Multiple sources confirmed to WIN.gg that Nguyen was referring to Roumayeh and Jerebko in the statement. They elaborated further on Nguyen’s Twitlonger, claiming Jerebko was guilty of disinterest rather than outright malice, but was nonetheless content to let Roumayeh run the team.
“It’s like talking to a brick wall at this point, to be honest. The thing is, I thought I’d be able to reach out to Jonas [Jerebko] and get him to kind of tell [Roumeyeh] what needs to be done, but Jonas doesn’t respond to me. He’ll respond to [Roumayeh], he’ll talk to [Roumayeh], but he won’t talk to anyone else,” one source said.
“If we have an issue with something, [Roumeyeh] will tell Jonas ‘It’s fine,’ and that’s it,” they continued.
As the day of March 6 went on, WIN.gg was provided claims that an employee was almost brought to tears by Roumeyeh’s outbursts on several occasions. The CEO had allegedly threatened the employee’s job and paycheck despite them often working more than 60 hours in a given week.
That was just the first of several stories that alleged manipulation, emotional pressure, and public scoldings from the Renegades CEO towards his employees.
One source said that Nguyen distributed a company-wide survey to assess the level of trust employees had in the Renegades brand and its leadership in order to rectify the situation. The source then provided WIN.gg a copy of the internal survey results. The results showed a marked lack of trust between the organization and its employees.
The results revealed that nearly half of the company’s employees already planned to leave RNG within the year.
WIN.gg’s conversations with those close to the organization also produced claims that Roumayeh prioritized saving money and monetizing content over building the foundations of the Renegades brand. Another source with knowledge of the situation told WIN.gg that RNG videographers were sometimes denied team travel due to the extra cost associated, and then were chastised by Roumeyeh for the resulting lack of content.
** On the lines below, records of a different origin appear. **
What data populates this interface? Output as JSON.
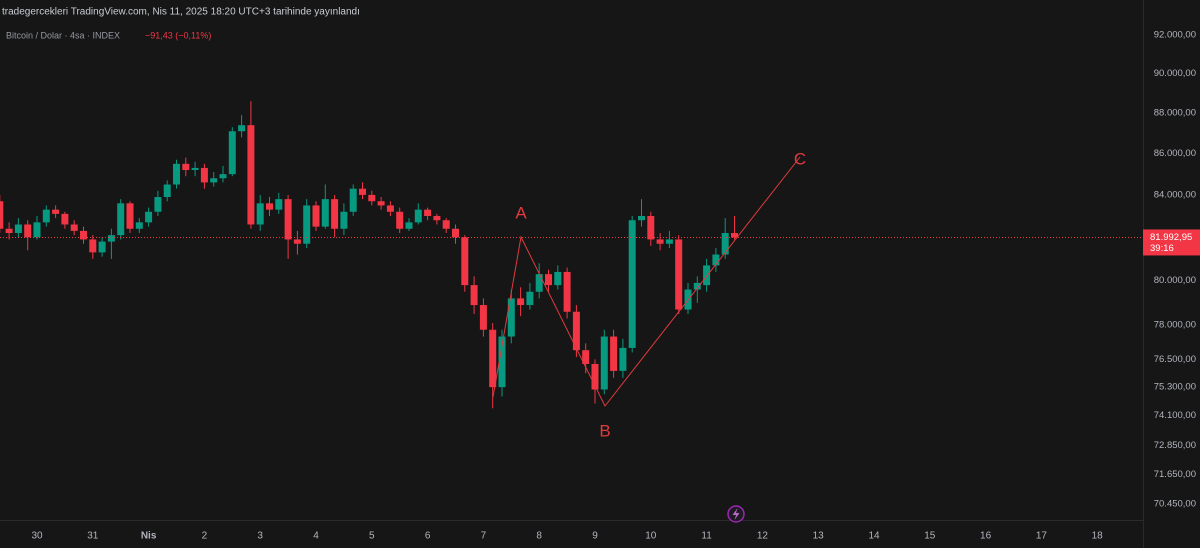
{
  "chart_data": {
    "type": "candlestick",
    "title": "tradegercekleri TradingView.com, Nis 11, 2025 18:20 UTC+3 tarihinde yayınlandı",
    "subtitle": "Bitcoin / Dolar · 4sa · INDEX",
    "change": "−91,43 (−0,11%)",
    "up_color": "#089981",
    "down_color": "#f23645",
    "log_scale": true,
    "grid": false,
    "ylim": [
      69820,
      93850
    ],
    "yticks": [
      {
        "value": 92000,
        "label": "92.000,00"
      },
      {
        "value": 90000,
        "label": "90.000,00"
      },
      {
        "value": 88000,
        "label": "88.000,00"
      },
      {
        "value": 86000,
        "label": "86.000,00"
      },
      {
        "value": 84000,
        "label": "84.000,00"
      },
      {
        "value": 80000,
        "label": "80.000,00"
      },
      {
        "value": 78000,
        "label": "78.000,00"
      },
      {
        "value": 76500,
        "label": "76.500,00"
      },
      {
        "value": 75300,
        "label": "75.300,00"
      },
      {
        "value": 74100,
        "label": "74.100,00"
      },
      {
        "value": 72850,
        "label": "72.850,00"
      },
      {
        "value": 71650,
        "label": "71.650,00"
      },
      {
        "value": 70450,
        "label": "70.450,00"
      }
    ],
    "xticks": [
      {
        "value": 4,
        "label": "30"
      },
      {
        "value": 10,
        "label": "31"
      },
      {
        "value": 16,
        "label": "Nis"
      },
      {
        "value": 22,
        "label": "2"
      },
      {
        "value": 28,
        "label": "3"
      },
      {
        "value": 34,
        "label": "4"
      },
      {
        "value": 40,
        "label": "5"
      },
      {
        "value": 46,
        "label": "6"
      },
      {
        "value": 52,
        "label": "7"
      },
      {
        "value": 58,
        "label": "8"
      },
      {
        "value": 64,
        "label": "9"
      },
      {
        "value": 70,
        "label": "10"
      },
      {
        "value": 76,
        "label": "11"
      },
      {
        "value": 82,
        "label": "12"
      },
      {
        "value": 88,
        "label": "13"
      },
      {
        "value": 94,
        "label": "14"
      },
      {
        "value": 100,
        "label": "15"
      },
      {
        "value": 106,
        "label": "16"
      },
      {
        "value": 112,
        "label": "17"
      },
      {
        "value": 118,
        "label": "18"
      }
    ],
    "open": [
      83700,
      82400,
      82200,
      82600,
      82000,
      82700,
      83300,
      83100,
      82600,
      82300,
      81900,
      81300,
      81800,
      82100,
      83600,
      82400,
      82700,
      83200,
      83900,
      84500,
      85500,
      85200,
      85300,
      84600,
      84800,
      85000,
      87100,
      87400,
      82600,
      83600,
      83300,
      83800,
      81900,
      81700,
      83500,
      82500,
      83800,
      82400,
      83200,
      84300,
      84000,
      83700,
      83500,
      83200,
      82400,
      82700,
      83300,
      83000,
      82800,
      82400,
      82000,
      79800,
      78900,
      77800,
      75300,
      77500,
      79200,
      78900,
      79500,
      80300,
      79800,
      80400,
      78600,
      76900,
      76300,
      75200,
      77500,
      76000,
      77000,
      82800,
      83000,
      81900,
      81700,
      81900,
      78700,
      79600,
      79800,
      80700,
      81200,
      82200
    ],
    "high": [
      84000,
      82700,
      82900,
      82800,
      83000,
      83500,
      83500,
      83200,
      82800,
      82500,
      82100,
      82000,
      82400,
      83800,
      83700,
      82900,
      83400,
      84200,
      84700,
      85700,
      85800,
      85600,
      85500,
      85100,
      85400,
      87300,
      87900,
      88600,
      84000,
      83900,
      84100,
      84000,
      82300,
      83800,
      83700,
      84500,
      84000,
      83600,
      84500,
      84600,
      84200,
      83900,
      83700,
      83400,
      82900,
      83600,
      83400,
      83100,
      82900,
      82600,
      82100,
      80200,
      79200,
      78100,
      77800,
      79600,
      79700,
      79900,
      80800,
      80500,
      80700,
      80600,
      78900,
      77200,
      76500,
      77800,
      77800,
      77400,
      83000,
      83800,
      83200,
      82200,
      82300,
      82100,
      79900,
      80200,
      81000,
      81500,
      82900,
      83000
    ],
    "low": [
      82200,
      81900,
      82000,
      81400,
      81900,
      82500,
      82900,
      82400,
      82100,
      81700,
      81000,
      81100,
      81000,
      81900,
      82200,
      82200,
      82500,
      83000,
      83700,
      84300,
      84900,
      84900,
      84300,
      84400,
      84600,
      84900,
      86800,
      82400,
      82300,
      83000,
      83100,
      81000,
      81200,
      81500,
      82300,
      82400,
      82000,
      82100,
      83000,
      83800,
      83500,
      83300,
      83000,
      82200,
      82300,
      82600,
      82800,
      82600,
      82200,
      81700,
      79500,
      78500,
      77500,
      74400,
      74900,
      77200,
      78400,
      78700,
      79200,
      79500,
      79600,
      78300,
      76600,
      75900,
      74600,
      75000,
      75700,
      75700,
      76800,
      82500,
      81600,
      81400,
      81500,
      78500,
      78500,
      79000,
      79500,
      80400,
      81000,
      81900
    ],
    "close": [
      82400,
      82200,
      82600,
      82000,
      82700,
      83300,
      83100,
      82600,
      82300,
      81900,
      81300,
      81800,
      82100,
      83600,
      82400,
      82700,
      83200,
      83900,
      84500,
      85500,
      85200,
      85300,
      84600,
      84800,
      85000,
      87100,
      87400,
      82600,
      83600,
      83300,
      83800,
      81900,
      81700,
      83500,
      82500,
      83800,
      82400,
      83200,
      84300,
      84000,
      83700,
      83500,
      83200,
      82400,
      82700,
      83300,
      83000,
      82800,
      82400,
      82000,
      79800,
      78900,
      77800,
      75300,
      77500,
      79200,
      78900,
      79500,
      80300,
      79800,
      80400,
      78600,
      76900,
      76300,
      75200,
      77500,
      76000,
      77000,
      82800,
      83000,
      81900,
      81700,
      81900,
      78700,
      79600,
      79900,
      80700,
      81200,
      82200,
      81993
    ],
    "last_price": {
      "value": 81992.95,
      "label": "81.992,95"
    },
    "countdown": "39:16",
    "annotations": [
      "A",
      "B",
      "C"
    ]
  }
}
Sources also claim that payments to talent, employees, and players are typically delayed 5-10 days due to the organization’s use of PayPal to pay its staff and players. While PayPal can process a check deposit in minutes for a small fee, its website says that it can take up to 10 days if the user is unwilling to pay those fees.
Renegades currently has four main investors: Jonas Jerebko, Chris Roumayeh, Beasley Media, and an unannounced fourth investment group. A source close to the team told WIN.gg that the March partnership between Renegades and Beasley Media could result in an influx of “millions” of dollars for the organization.
US Securities and Exchange Commission filings confirm that Beasley has indeed invested several million into the Renegades organization over the past year. The 2019 end of year SEC documents published in February 2020 show that Beasley has invested a grand total of $5.7 million into the Renegades organization.
With these investments, Beasley had acquired a 47% stake in Renegades as of December 19. It then detailed plans to acquire the final shares needed to complete a controlling interest in the Australian esports organization by the end of Q1 2020.
Beasley also paid an unknown party a $2.5 million franchise fee. If related to the expected acquisition of Renegades, Beasley will already have invested at least $8.7 million in the Renegades organization to date.